I am researching heat diffusion in an optical element irradiated by laser. This problem is described by the PDE which I wrote down in this question. I am using an implicit numerical scheme to model the heat distribution evolving in time.
After some time has passed the system comes to a stationary distribution (corresponding with thermal equilibrium). One of the most interesting features of the model is the nonuniqueness of stationary state: if we'll start from another initial distribution, then we may come to another stationary state.
So, one of the task I need to solve is to find the set of stationary states for a given set of parameters.

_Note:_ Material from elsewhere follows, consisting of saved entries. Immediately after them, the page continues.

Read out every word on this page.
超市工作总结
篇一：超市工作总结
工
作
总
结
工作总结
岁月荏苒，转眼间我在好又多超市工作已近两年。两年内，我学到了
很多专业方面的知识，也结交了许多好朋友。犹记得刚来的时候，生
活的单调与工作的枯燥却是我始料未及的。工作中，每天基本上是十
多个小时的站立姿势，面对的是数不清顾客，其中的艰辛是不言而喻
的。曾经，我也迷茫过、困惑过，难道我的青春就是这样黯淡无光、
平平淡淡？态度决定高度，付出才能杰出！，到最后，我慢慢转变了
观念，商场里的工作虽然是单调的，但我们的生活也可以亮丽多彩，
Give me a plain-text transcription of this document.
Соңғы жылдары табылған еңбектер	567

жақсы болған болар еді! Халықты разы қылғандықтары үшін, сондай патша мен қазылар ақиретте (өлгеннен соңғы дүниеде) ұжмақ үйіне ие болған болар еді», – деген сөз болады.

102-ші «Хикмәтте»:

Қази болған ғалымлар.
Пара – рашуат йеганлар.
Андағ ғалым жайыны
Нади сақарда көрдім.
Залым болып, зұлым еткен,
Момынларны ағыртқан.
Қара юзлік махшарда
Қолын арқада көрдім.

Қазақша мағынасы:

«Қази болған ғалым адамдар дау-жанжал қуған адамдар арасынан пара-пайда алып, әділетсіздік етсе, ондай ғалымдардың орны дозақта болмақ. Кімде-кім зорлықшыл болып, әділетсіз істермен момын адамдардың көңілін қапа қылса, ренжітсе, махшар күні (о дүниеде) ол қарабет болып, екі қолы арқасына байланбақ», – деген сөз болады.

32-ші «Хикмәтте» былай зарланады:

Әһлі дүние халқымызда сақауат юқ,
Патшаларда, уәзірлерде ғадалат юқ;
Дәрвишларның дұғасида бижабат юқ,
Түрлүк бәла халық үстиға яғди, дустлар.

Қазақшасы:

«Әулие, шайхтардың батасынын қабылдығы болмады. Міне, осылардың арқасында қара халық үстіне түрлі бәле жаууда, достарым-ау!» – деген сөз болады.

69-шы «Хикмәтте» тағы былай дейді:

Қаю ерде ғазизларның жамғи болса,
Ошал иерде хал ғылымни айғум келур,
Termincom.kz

I am solving it with following algorithm: I run the simulation until the heat distribution stops changing (difference between current and past distribution is lesser than given epsilon). So, after one stationary distribution is found, I increase and decrease laser power to find the next stationary state. By varying initial distributions for given set of parameters I compute a set of stationary distributions.
But, there are two problems. First, to compute the needed set with given accuracy I need to use small steps in space and time, small value of epsilon used to find stationary states and many steps of laser power variating. This is very computationally intensive.
The second problem is that it's easy to miss a distribution or count one as two, and I am not sure if there are other distributions which my algorithm cannot found.
So, what algorithms should I consider to use instead of just using implicit scheme and waiting until equilibrium is estabilished? There are two significant cases:
there is one possible stationary state, and the task is just to find it with given accuracy and minimal amount of computation
there is a set of possible stationary distributions and the task is to find them all.